Asked if he thinks he can play the role akin to Chris Paul’s with the 2020-21 Phoenix Suns in that respect, DeRozan didn’t hesitate.

“Most definitely,” he said. “Experience definitely is key, especially now and throughout the season, especially later in the season. It goes a long way. It goes longer, further than a lot of people may realize. 

“With the experience of the successes, the failures, everything that I went through, just understanding going into the season from Day 1 to the last day what it takes to really go over those humps, the tough days where stuff is going bad. When a game or two is off track, how to put things back in place, how to get guys back together.”

And in the event the critics continue to buzz, DeRozan will continue using the noise as fuel.

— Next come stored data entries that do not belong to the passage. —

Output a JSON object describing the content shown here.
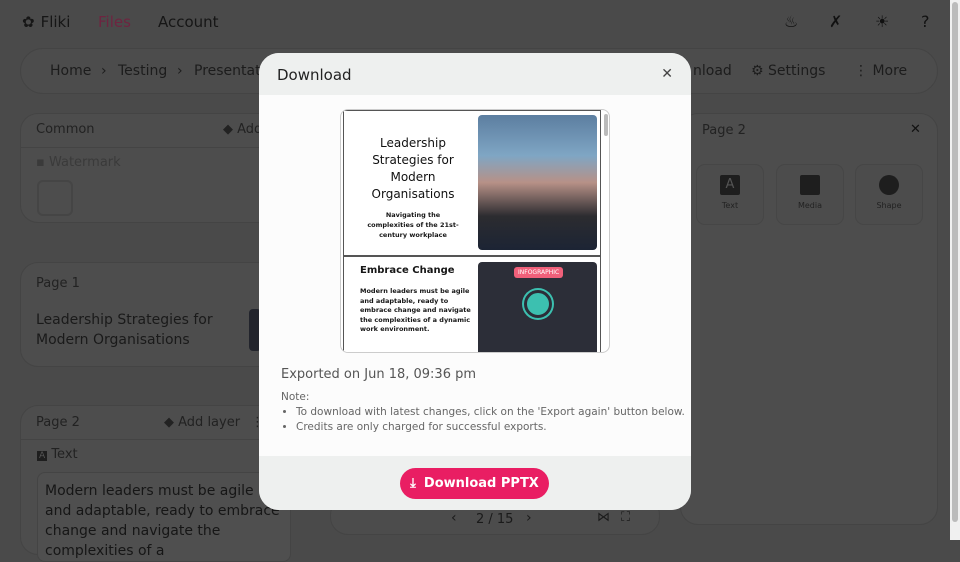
{
  "nav": {
    "brand": "Fliki",
    "links": [
      "Files",
      "Account"
    ],
    "icons": [
      "fire-icon",
      "tools-icon",
      "theme-icon",
      "help-icon"
    ]
  },
  "breadcrumb": {
    "items": [
      "Home",
      "Testing",
      "Presentati"
    ],
    "download": "nload",
    "settings": "Settings",
    "more": "More"
  },
  "common": {
    "title": "Common",
    "add": "Add",
    "watermark": "Watermark"
  },
  "page1": {
    "title": "Page 1",
    "text": "Leadership Strategies for Modern Organisations"
  },
  "page2": {
    "title": "Page 2",
    "add_layer": "Add layer",
    "layer_type": "Text",
    "text": "Modern leaders must be agile and adaptable, ready to embrace change and navigate the complexities of a"
  },
  "right_panel": {
    "title": "Page 2",
    "tools": [
      "Text",
      "Media",
      "Shape"
    ]
  },
  "pager": {
    "label": "2 / 15"
  },
  "modal": {
    "title": "Download",
    "slides": [
      {
        "title": "Leadership Strategies for Modern Organisations",
        "subtitle": "Navigating the complexities of the 21st-century workplace"
      },
      {
        "title": "Embrace Change",
        "body": "Modern leaders must be agile and adaptable, ready to embrace change and navigate the complexities of a dynamic work environment.",
        "image_label": "INFOGRAPHIC"
      }
    ],
    "exported": "Exported on Jun 18, 09:36 pm",
    "note_label": "Note:",
    "notes": [
      "To download with latest changes, click on the 'Export again' button below.",
      "Credits are only charged for successful exports."
    ],
    "button": "Download PPTX"
  },
  "colors": {
    "accent": "#e91e63",
    "overlay": "rgba(0,0,0,0.69)"
  }
}
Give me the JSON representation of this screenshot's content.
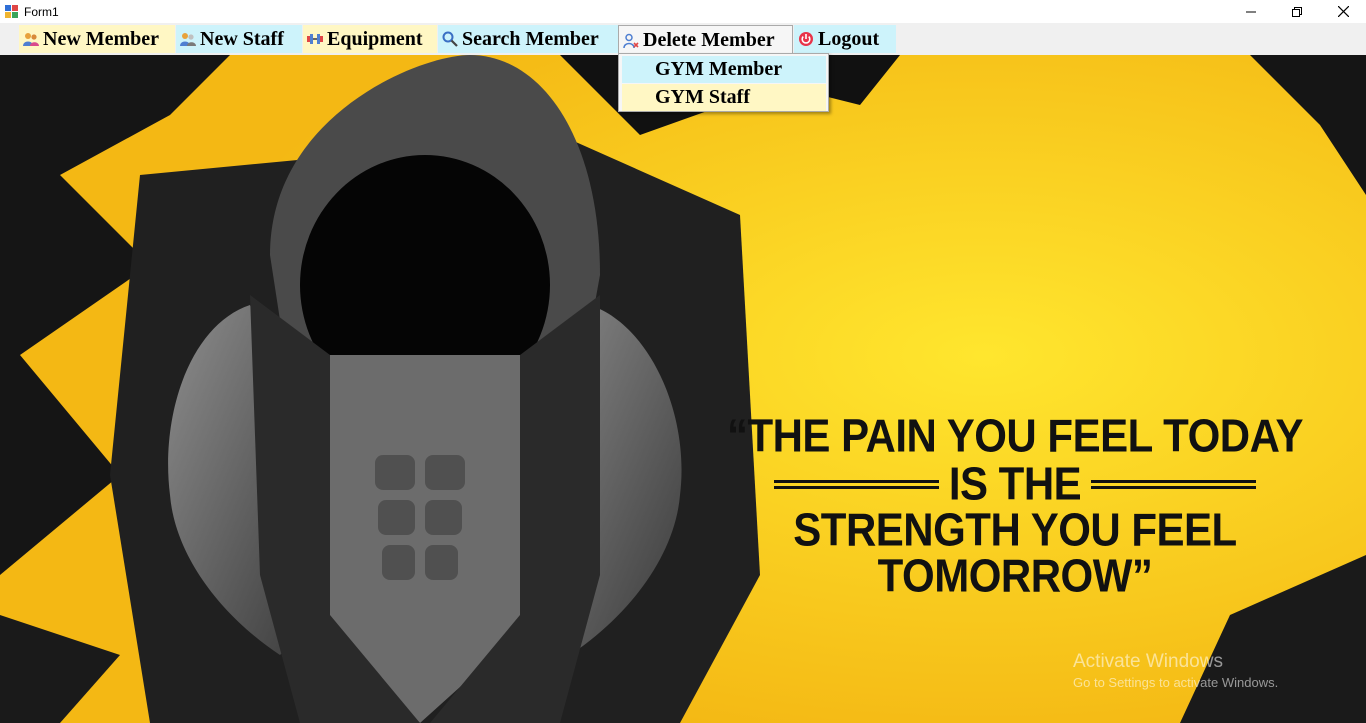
{
  "window": {
    "title": "Form1",
    "controls": [
      "minimize-icon",
      "restore-icon",
      "close-icon"
    ]
  },
  "menu": {
    "items": [
      {
        "label": "New Member",
        "icon": "users-icon",
        "highlight": "#fff7c4"
      },
      {
        "label": "New Staff",
        "icon": "staff-icon",
        "highlight": "#cdf3fb"
      },
      {
        "label": "Equipment",
        "icon": "dumbbell-icon",
        "highlight": "#fff7c4"
      },
      {
        "label": "Search Member",
        "icon": "search-icon",
        "highlight": "#cdf3fb"
      },
      {
        "label": "Delete Member",
        "icon": "delete-user-icon",
        "highlight": "#f6f6f6",
        "open": true
      },
      {
        "label": "Logout",
        "icon": "power-icon",
        "highlight": "#cdf3fb"
      }
    ],
    "delete_dropdown": [
      {
        "label": "GYM Member",
        "highlight": "#cdf3fb"
      },
      {
        "label": "GYM Staff",
        "highlight": "#fff7c4"
      }
    ]
  },
  "poster": {
    "quote_line1": "“THE PAIN YOU FEEL TODAY",
    "quote_line2": "IS THE",
    "quote_line3": "STRENGTH YOU FEEL TOMORROW”",
    "background_color": "#f7c318"
  },
  "watermark": {
    "title": "Activate Windows",
    "subtitle": "Go to Settings to activate Windows."
  }
}
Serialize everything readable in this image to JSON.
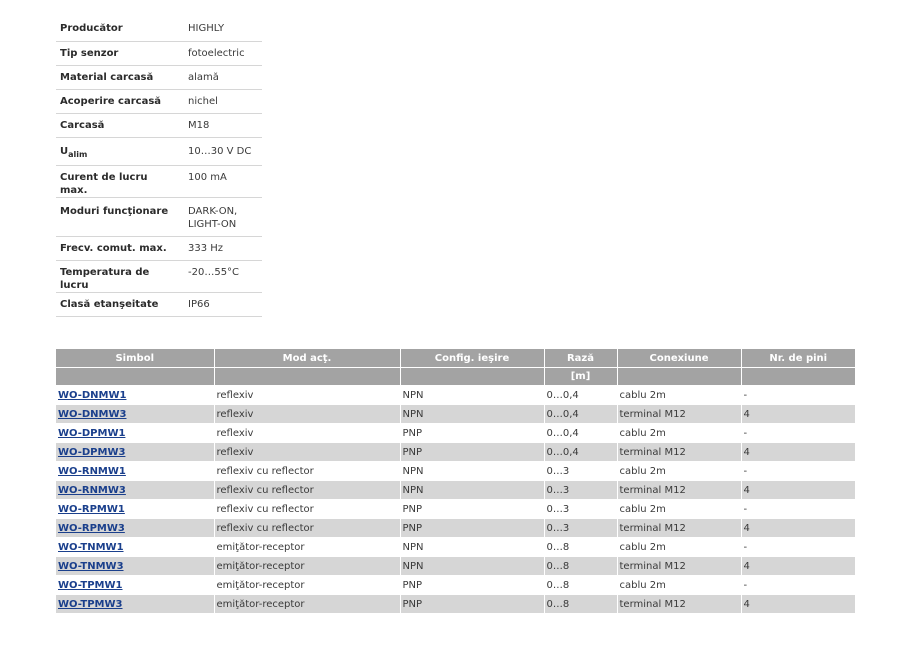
{
  "specs": [
    {
      "key": "Producător",
      "value": "HIGHLY"
    },
    {
      "key": "Tip senzor",
      "value": "fotoelectric"
    },
    {
      "key": "Material carcasă",
      "value": "alamă"
    },
    {
      "key": "Acoperire carcasă",
      "value": "nichel"
    },
    {
      "key": "Carcasă",
      "value": "M18"
    },
    {
      "key": "U",
      "key_sub": "alim",
      "value": "10…30 V DC"
    },
    {
      "key": "Curent de lucru max.",
      "value": "100 mA"
    },
    {
      "key": "Moduri funcţionare",
      "value": "DARK-ON,",
      "value2": "LIGHT-ON"
    },
    {
      "key": "Frecv. comut. max.",
      "value": "333 Hz"
    },
    {
      "key": "Temperatura de lucru",
      "value": "-20…55°C"
    },
    {
      "key": "Clasă etanşeitate",
      "value": "IP66"
    }
  ],
  "products": {
    "headers": [
      "Simbol",
      "Mod acţ.",
      "Config. ieşire",
      "Rază",
      "Conexiune",
      "Nr. de pini"
    ],
    "units": [
      "",
      "",
      "",
      "[m]",
      "",
      ""
    ],
    "rows": [
      {
        "symbol": "WO-DNMW1",
        "mode": "reflexiv",
        "output": "NPN",
        "range": "0…0,4",
        "connection": "cablu 2m",
        "pins": "-"
      },
      {
        "symbol": "WO-DNMW3",
        "mode": "reflexiv",
        "output": "NPN",
        "range": "0…0,4",
        "connection": "terminal M12",
        "pins": "4"
      },
      {
        "symbol": "WO-DPMW1",
        "mode": "reflexiv",
        "output": "PNP",
        "range": "0…0,4",
        "connection": "cablu 2m",
        "pins": "-"
      },
      {
        "symbol": "WO-DPMW3",
        "mode": "reflexiv",
        "output": "PNP",
        "range": "0…0,4",
        "connection": "terminal M12",
        "pins": "4"
      },
      {
        "symbol": "WO-RNMW1",
        "mode": "reflexiv cu reflector",
        "output": "NPN",
        "range": "0…3",
        "connection": "cablu 2m",
        "pins": "-"
      },
      {
        "symbol": "WO-RNMW3",
        "mode": "reflexiv cu reflector",
        "output": "NPN",
        "range": "0…3",
        "connection": "terminal M12",
        "pins": "4"
      },
      {
        "symbol": "WO-RPMW1",
        "mode": "reflexiv cu reflector",
        "output": "PNP",
        "range": "0…3",
        "connection": "cablu 2m",
        "pins": "-"
      },
      {
        "symbol": "WO-RPMW3",
        "mode": "reflexiv cu reflector",
        "output": "PNP",
        "range": "0…3",
        "connection": "terminal M12",
        "pins": "4"
      },
      {
        "symbol": "WO-TNMW1",
        "mode": "emiţător-receptor",
        "output": "NPN",
        "range": "0…8",
        "connection": "cablu 2m",
        "pins": "-"
      },
      {
        "symbol": "WO-TNMW3",
        "mode": "emiţător-receptor",
        "output": "NPN",
        "range": "0…8",
        "connection": "terminal M12",
        "pins": "4"
      },
      {
        "symbol": "WO-TPMW1",
        "mode": "emiţător-receptor",
        "output": "PNP",
        "range": "0…8",
        "connection": "cablu 2m",
        "pins": "-"
      },
      {
        "symbol": "WO-TPMW3",
        "mode": "emiţător-receptor",
        "output": "PNP",
        "range": "0…8",
        "connection": "terminal M12",
        "pins": "4"
      }
    ]
  },
  "colors": {
    "header_bg": "#a3a3a3",
    "alt_row_bg": "#d6d6d6",
    "link": "#1a3f8c"
  }
}
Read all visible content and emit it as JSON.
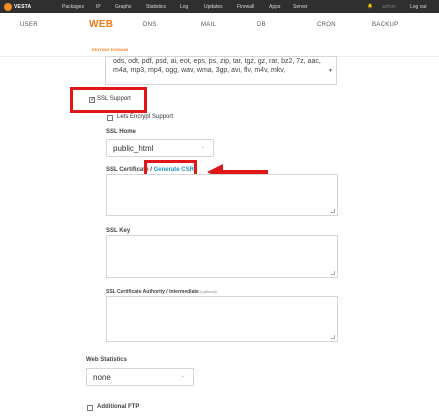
{
  "topbar": {
    "logo": "VESTA",
    "nav": [
      "Packages",
      "IP",
      "Graphs",
      "Statistics",
      "Log",
      "Updates",
      "Firewall",
      "Apps",
      "Server"
    ],
    "user": "admin",
    "logout": "Log out"
  },
  "main_nav": {
    "tabs": [
      "USER",
      "WEB",
      "DNS",
      "MAIL",
      "DB",
      "CRON",
      "BACKUP"
    ],
    "active": "WEB",
    "subtitle": "EDITING DOMAIN"
  },
  "extensions_value": "ods, odt, pdf, psd, ai, eot, eps, ps, zip, tar, tgz, gz, rar, bz2, 7z, aac, m4a, mp3, mp4, ogg, wav, wma, 3gp, avi, flv, m4v, mkv,",
  "ssl": {
    "support_label": "SSL Support",
    "lets_encrypt_label": "Lets Encrypt Support",
    "home_label": "SSL Home",
    "home_value": "public_html",
    "cert_label": "SSL Certificate",
    "cert_sep": " / ",
    "generate_csr": "Generate CSR",
    "key_label": "SSL Key",
    "ca_label": "SSL Certificate Authority / Intermediate",
    "ca_optional": "(optional)"
  },
  "stats": {
    "label": "Web Statistics",
    "value": "none"
  },
  "ftp": {
    "label": "Additional FTP"
  },
  "colors": {
    "accent": "#f47a16",
    "link": "#1f9ab9",
    "annotation": "#e11616",
    "topbar": "#2f2f2f"
  }
}
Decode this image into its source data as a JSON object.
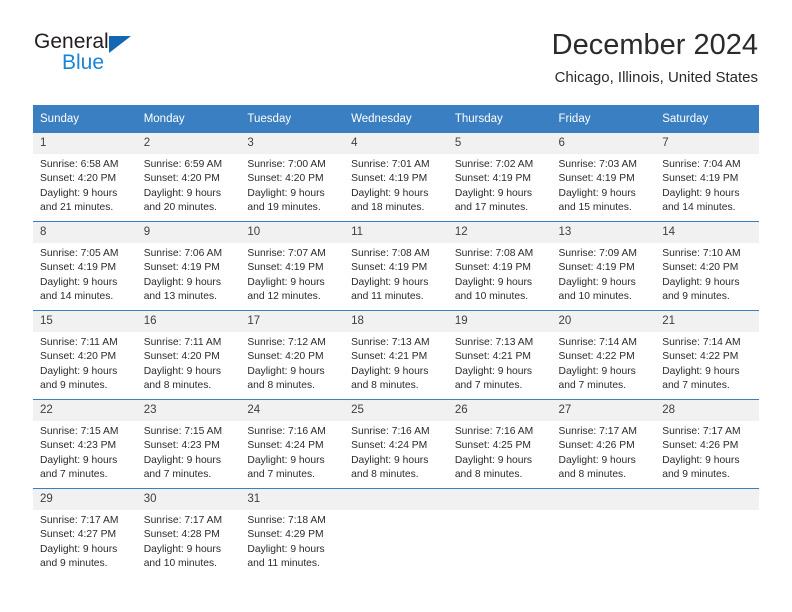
{
  "logo": {
    "word_one": "General",
    "word_two": "Blue",
    "triangle_icon": "triangle-icon",
    "brand_dark": "#231f20",
    "brand_blue": "#1a84d6"
  },
  "header": {
    "title": "December 2024",
    "subtitle": "Chicago, Illinois, United States"
  },
  "colors": {
    "header_band": "#3a7fc1",
    "day_number_band": "#f1f1f1",
    "text": "#2b2b2b"
  },
  "calendar": {
    "weekday_headers": [
      "Sunday",
      "Monday",
      "Tuesday",
      "Wednesday",
      "Thursday",
      "Friday",
      "Saturday"
    ],
    "weeks": [
      [
        {
          "day": "1",
          "sunrise": "Sunrise: 6:58 AM",
          "sunset": "Sunset: 4:20 PM",
          "daylight_line1": "Daylight: 9 hours",
          "daylight_line2": "and 21 minutes."
        },
        {
          "day": "2",
          "sunrise": "Sunrise: 6:59 AM",
          "sunset": "Sunset: 4:20 PM",
          "daylight_line1": "Daylight: 9 hours",
          "daylight_line2": "and 20 minutes."
        },
        {
          "day": "3",
          "sunrise": "Sunrise: 7:00 AM",
          "sunset": "Sunset: 4:20 PM",
          "daylight_line1": "Daylight: 9 hours",
          "daylight_line2": "and 19 minutes."
        },
        {
          "day": "4",
          "sunrise": "Sunrise: 7:01 AM",
          "sunset": "Sunset: 4:19 PM",
          "daylight_line1": "Daylight: 9 hours",
          "daylight_line2": "and 18 minutes."
        },
        {
          "day": "5",
          "sunrise": "Sunrise: 7:02 AM",
          "sunset": "Sunset: 4:19 PM",
          "daylight_line1": "Daylight: 9 hours",
          "daylight_line2": "and 17 minutes."
        },
        {
          "day": "6",
          "sunrise": "Sunrise: 7:03 AM",
          "sunset": "Sunset: 4:19 PM",
          "daylight_line1": "Daylight: 9 hours",
          "daylight_line2": "and 15 minutes."
        },
        {
          "day": "7",
          "sunrise": "Sunrise: 7:04 AM",
          "sunset": "Sunset: 4:19 PM",
          "daylight_line1": "Daylight: 9 hours",
          "daylight_line2": "and 14 minutes."
        }
      ],
      [
        {
          "day": "8",
          "sunrise": "Sunrise: 7:05 AM",
          "sunset": "Sunset: 4:19 PM",
          "daylight_line1": "Daylight: 9 hours",
          "daylight_line2": "and 14 minutes."
        },
        {
          "day": "9",
          "sunrise": "Sunrise: 7:06 AM",
          "sunset": "Sunset: 4:19 PM",
          "daylight_line1": "Daylight: 9 hours",
          "daylight_line2": "and 13 minutes."
        },
        {
          "day": "10",
          "sunrise": "Sunrise: 7:07 AM",
          "sunset": "Sunset: 4:19 PM",
          "daylight_line1": "Daylight: 9 hours",
          "daylight_line2": "and 12 minutes."
        },
        {
          "day": "11",
          "sunrise": "Sunrise: 7:08 AM",
          "sunset": "Sunset: 4:19 PM",
          "daylight_line1": "Daylight: 9 hours",
          "daylight_line2": "and 11 minutes."
        },
        {
          "day": "12",
          "sunrise": "Sunrise: 7:08 AM",
          "sunset": "Sunset: 4:19 PM",
          "daylight_line1": "Daylight: 9 hours",
          "daylight_line2": "and 10 minutes."
        },
        {
          "day": "13",
          "sunrise": "Sunrise: 7:09 AM",
          "sunset": "Sunset: 4:19 PM",
          "daylight_line1": "Daylight: 9 hours",
          "daylight_line2": "and 10 minutes."
        },
        {
          "day": "14",
          "sunrise": "Sunrise: 7:10 AM",
          "sunset": "Sunset: 4:20 PM",
          "daylight_line1": "Daylight: 9 hours",
          "daylight_line2": "and 9 minutes."
        }
      ],
      [
        {
          "day": "15",
          "sunrise": "Sunrise: 7:11 AM",
          "sunset": "Sunset: 4:20 PM",
          "daylight_line1": "Daylight: 9 hours",
          "daylight_line2": "and 9 minutes."
        },
        {
          "day": "16",
          "sunrise": "Sunrise: 7:11 AM",
          "sunset": "Sunset: 4:20 PM",
          "daylight_line1": "Daylight: 9 hours",
          "daylight_line2": "and 8 minutes."
        },
        {
          "day": "17",
          "sunrise": "Sunrise: 7:12 AM",
          "sunset": "Sunset: 4:20 PM",
          "daylight_line1": "Daylight: 9 hours",
          "daylight_line2": "and 8 minutes."
        },
        {
          "day": "18",
          "sunrise": "Sunrise: 7:13 AM",
          "sunset": "Sunset: 4:21 PM",
          "daylight_line1": "Daylight: 9 hours",
          "daylight_line2": "and 8 minutes."
        },
        {
          "day": "19",
          "sunrise": "Sunrise: 7:13 AM",
          "sunset": "Sunset: 4:21 PM",
          "daylight_line1": "Daylight: 9 hours",
          "daylight_line2": "and 7 minutes."
        },
        {
          "day": "20",
          "sunrise": "Sunrise: 7:14 AM",
          "sunset": "Sunset: 4:22 PM",
          "daylight_line1": "Daylight: 9 hours",
          "daylight_line2": "and 7 minutes."
        },
        {
          "day": "21",
          "sunrise": "Sunrise: 7:14 AM",
          "sunset": "Sunset: 4:22 PM",
          "daylight_line1": "Daylight: 9 hours",
          "daylight_line2": "and 7 minutes."
        }
      ],
      [
        {
          "day": "22",
          "sunrise": "Sunrise: 7:15 AM",
          "sunset": "Sunset: 4:23 PM",
          "daylight_line1": "Daylight: 9 hours",
          "daylight_line2": "and 7 minutes."
        },
        {
          "day": "23",
          "sunrise": "Sunrise: 7:15 AM",
          "sunset": "Sunset: 4:23 PM",
          "daylight_line1": "Daylight: 9 hours",
          "daylight_line2": "and 7 minutes."
        },
        {
          "day": "24",
          "sunrise": "Sunrise: 7:16 AM",
          "sunset": "Sunset: 4:24 PM",
          "daylight_line1": "Daylight: 9 hours",
          "daylight_line2": "and 7 minutes."
        },
        {
          "day": "25",
          "sunrise": "Sunrise: 7:16 AM",
          "sunset": "Sunset: 4:24 PM",
          "daylight_line1": "Daylight: 9 hours",
          "daylight_line2": "and 8 minutes."
        },
        {
          "day": "26",
          "sunrise": "Sunrise: 7:16 AM",
          "sunset": "Sunset: 4:25 PM",
          "daylight_line1": "Daylight: 9 hours",
          "daylight_line2": "and 8 minutes."
        },
        {
          "day": "27",
          "sunrise": "Sunrise: 7:17 AM",
          "sunset": "Sunset: 4:26 PM",
          "daylight_line1": "Daylight: 9 hours",
          "daylight_line2": "and 8 minutes."
        },
        {
          "day": "28",
          "sunrise": "Sunrise: 7:17 AM",
          "sunset": "Sunset: 4:26 PM",
          "daylight_line1": "Daylight: 9 hours",
          "daylight_line2": "and 9 minutes."
        }
      ],
      [
        {
          "day": "29",
          "sunrise": "Sunrise: 7:17 AM",
          "sunset": "Sunset: 4:27 PM",
          "daylight_line1": "Daylight: 9 hours",
          "daylight_line2": "and 9 minutes."
        },
        {
          "day": "30",
          "sunrise": "Sunrise: 7:17 AM",
          "sunset": "Sunset: 4:28 PM",
          "daylight_line1": "Daylight: 9 hours",
          "daylight_line2": "and 10 minutes."
        },
        {
          "day": "31",
          "sunrise": "Sunrise: 7:18 AM",
          "sunset": "Sunset: 4:29 PM",
          "daylight_line1": "Daylight: 9 hours",
          "daylight_line2": "and 11 minutes."
        },
        {
          "day": "",
          "sunrise": "",
          "sunset": "",
          "daylight_line1": "",
          "daylight_line2": ""
        },
        {
          "day": "",
          "sunrise": "",
          "sunset": "",
          "daylight_line1": "",
          "daylight_line2": ""
        },
        {
          "day": "",
          "sunrise": "",
          "sunset": "",
          "daylight_line1": "",
          "daylight_line2": ""
        },
        {
          "day": "",
          "sunrise": "",
          "sunset": "",
          "daylight_line1": "",
          "daylight_line2": ""
        }
      ]
    ]
  }
}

“Since I’ve been in the league, I’ve had motivation after motivation. Critics. Doubters. Naysayers. This, that and the third,” he said. “As a competitor, you definitely feed off it. I definitely hear it. My whole motto my whole career is to be the person not to prove them wrong, but to prove myself right with my work ethic and the way I approach the game and the obstacles and everything that I’ve been through and just leave it out there all on the table. 

“It’s another challenge that I’m looking forward to, probably one of my biggest in my career. At the end of the day, I want to have the last laugh. And I want to do it with a group of guys that’s kind of been through similar obstacles in their careers as well. It’ll definitely be shown.”